How many times is he going to wrongly suggest, against all evidence, that hydraulic fracturing is polluting water supplies, by stretching the definition of “fracking” to include anything and everything remotely connected to natural gas development?
It seems there’s no limit. Tom Wilber has been doing this since 2007 and his repeat button is stuck. Moreover, in his entire Part 2 article entitled “Environment Feels Sting of Pennsylvania Regulatory Approach” he never even mentions the EPA study of Dimock, which found the water was safe.
Do we really need to know more than this about Wilber’s bias? He builds his case around Dimock, mentioning it eight separate times, and never mentions the EPA study? Sounds like a cruel joke, doesn’t it? But, this is journalism by the Tom Wilber standard.
Likewise, there is not a single mention of the Park Foundation in this entire series, even though they finance not only Tony Ingraffea (mentioned five times by Wilber) but nearly every other fractivist? He also use Ingraffea to make this statement:
Flowback goes to treatment facilities or to depleted production wells, mostly in Ohio, where it is injected back into the ground. Tony Ingraffea, a Cornell University engineering professor who specialized in the mechanics of fracking, views injections of undisclosed chemical mixtures as a catastrophic practice, whether its for production or waste disposal.

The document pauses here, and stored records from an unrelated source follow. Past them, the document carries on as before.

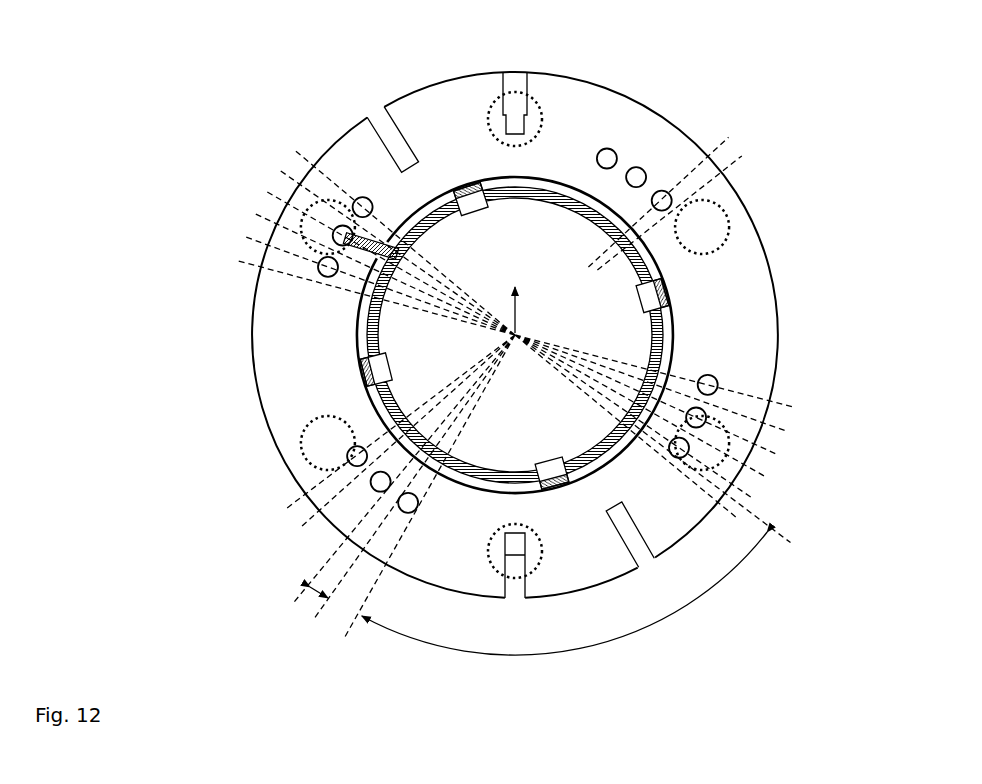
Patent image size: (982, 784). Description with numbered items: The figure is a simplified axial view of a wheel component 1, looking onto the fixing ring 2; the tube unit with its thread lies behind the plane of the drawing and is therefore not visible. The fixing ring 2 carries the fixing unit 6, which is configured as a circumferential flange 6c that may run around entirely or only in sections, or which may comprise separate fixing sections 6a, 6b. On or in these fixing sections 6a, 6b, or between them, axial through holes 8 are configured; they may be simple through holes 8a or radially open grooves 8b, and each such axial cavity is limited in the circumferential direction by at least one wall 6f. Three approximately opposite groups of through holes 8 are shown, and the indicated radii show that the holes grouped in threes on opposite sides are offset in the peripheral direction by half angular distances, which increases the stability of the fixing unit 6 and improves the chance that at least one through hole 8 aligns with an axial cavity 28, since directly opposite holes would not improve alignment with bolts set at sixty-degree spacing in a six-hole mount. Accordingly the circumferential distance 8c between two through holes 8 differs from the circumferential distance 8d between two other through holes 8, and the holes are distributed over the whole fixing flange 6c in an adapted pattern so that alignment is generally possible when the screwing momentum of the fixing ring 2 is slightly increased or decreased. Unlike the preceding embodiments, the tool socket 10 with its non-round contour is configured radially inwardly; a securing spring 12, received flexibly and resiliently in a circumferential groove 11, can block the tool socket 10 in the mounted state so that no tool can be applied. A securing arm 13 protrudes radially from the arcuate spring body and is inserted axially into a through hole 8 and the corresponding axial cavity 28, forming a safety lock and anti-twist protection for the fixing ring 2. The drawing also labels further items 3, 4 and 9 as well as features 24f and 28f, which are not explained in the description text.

The wheel component 1 is at (222, 97).
The fixing ring 2 is at (693, 137).
The rotary ring 3 is at (358, 332).
The axis of rotation 4 is at (507, 300).
The fixing unit 6 is at (627, 110).
The fixing section 6a is at (463, 88).
The fixing section 6b is at (578, 572).
The circumferential flange 6c is at (755, 303).
The wall 6f is at (403, 155).
The axial through holes 8 is at (661, 191).
The through holes 8a is at (408, 508).
The radially open grooves 8b is at (527, 82).
The circumferential distance 8c is at (318, 602).
The circumferential distance 8d is at (588, 652).
The viewing direction 9 is at (848, 162).
The tool socket 10 is at (541, 456).
The circumferential groove 11 is at (388, 366).
The securing spring 12 is at (515, 195).
The securing arm 13 is at (382, 247).
The recess 24f is at (542, 117).
The axial cavity 28 is at (513, 92).
The pin receptacle 28f is at (488, 118).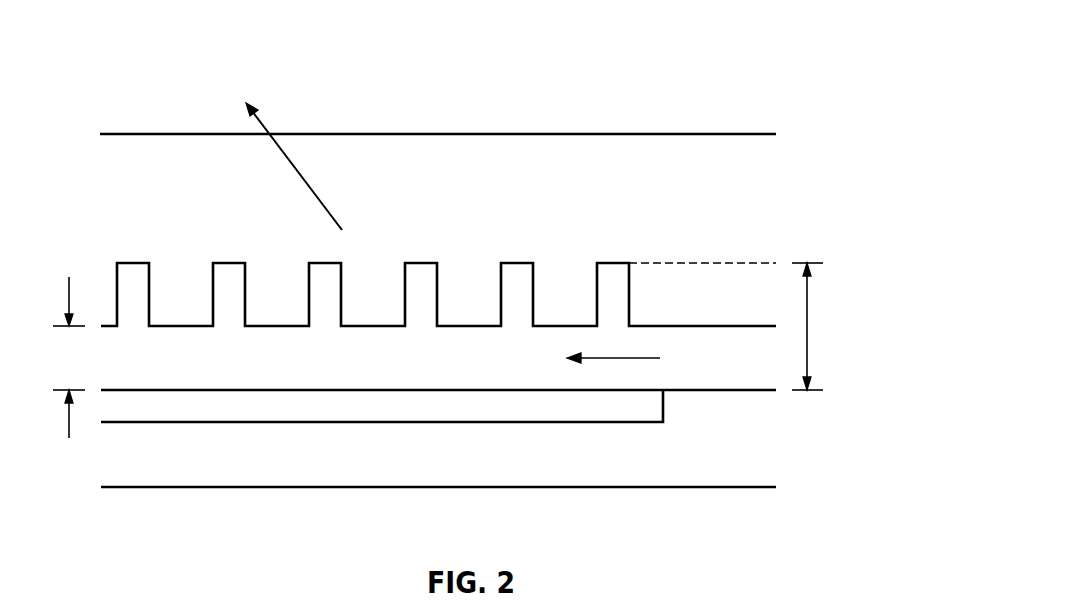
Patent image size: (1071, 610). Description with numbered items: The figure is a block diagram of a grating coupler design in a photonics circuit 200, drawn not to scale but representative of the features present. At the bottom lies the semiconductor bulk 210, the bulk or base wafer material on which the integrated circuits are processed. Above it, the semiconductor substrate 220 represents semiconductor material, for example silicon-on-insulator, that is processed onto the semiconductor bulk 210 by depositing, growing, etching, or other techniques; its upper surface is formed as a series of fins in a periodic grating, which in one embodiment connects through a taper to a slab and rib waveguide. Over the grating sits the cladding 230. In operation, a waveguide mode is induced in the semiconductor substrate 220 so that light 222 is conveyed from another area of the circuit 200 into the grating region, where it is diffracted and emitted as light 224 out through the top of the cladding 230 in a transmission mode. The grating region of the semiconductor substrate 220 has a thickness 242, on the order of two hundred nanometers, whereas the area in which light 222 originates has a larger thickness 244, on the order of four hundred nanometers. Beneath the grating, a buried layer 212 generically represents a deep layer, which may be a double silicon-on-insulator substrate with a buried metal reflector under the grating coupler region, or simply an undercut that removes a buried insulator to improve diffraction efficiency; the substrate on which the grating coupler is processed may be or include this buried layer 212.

Is Tom Wilber so incredibly uniformed he doesn’t realize Cabot Oil and Gas, for example, recycles all its flowback, and most other companies are also recycling now? Or, is he deliberately ignoring this fact to feed the fractivist beast? Either way, it doesn’t say much for his journalism, does it? Once again it’s what’s left out that tells the real story.
What Tom Wilber supplies, instead, is more of the same, as if nothing has happened since Dimock became a recognizable name. He accepts the word of fractivists as gospel from the mouths of independent, public spirited citizens and disparages everything and everyone connected with the natural gas industry. He’s a true believer and fellow traveler, not a journalist.
He wrote this series of rehashes because he’s never moved off the template, never advanced beyond First Grade in fracking. He’s still talking Dimock, Halliburton Loophole and what to do with the flowback, while the EPA and courts have dispensed with the first, even Ingraffea has to admit the second is a myth and the third issue has been rendered irrelevant by recycling programs.
Maybe, just maybe, it’s time Tom Wilber got a life and moved on? For crying out loud, get a life and do something new, Tom!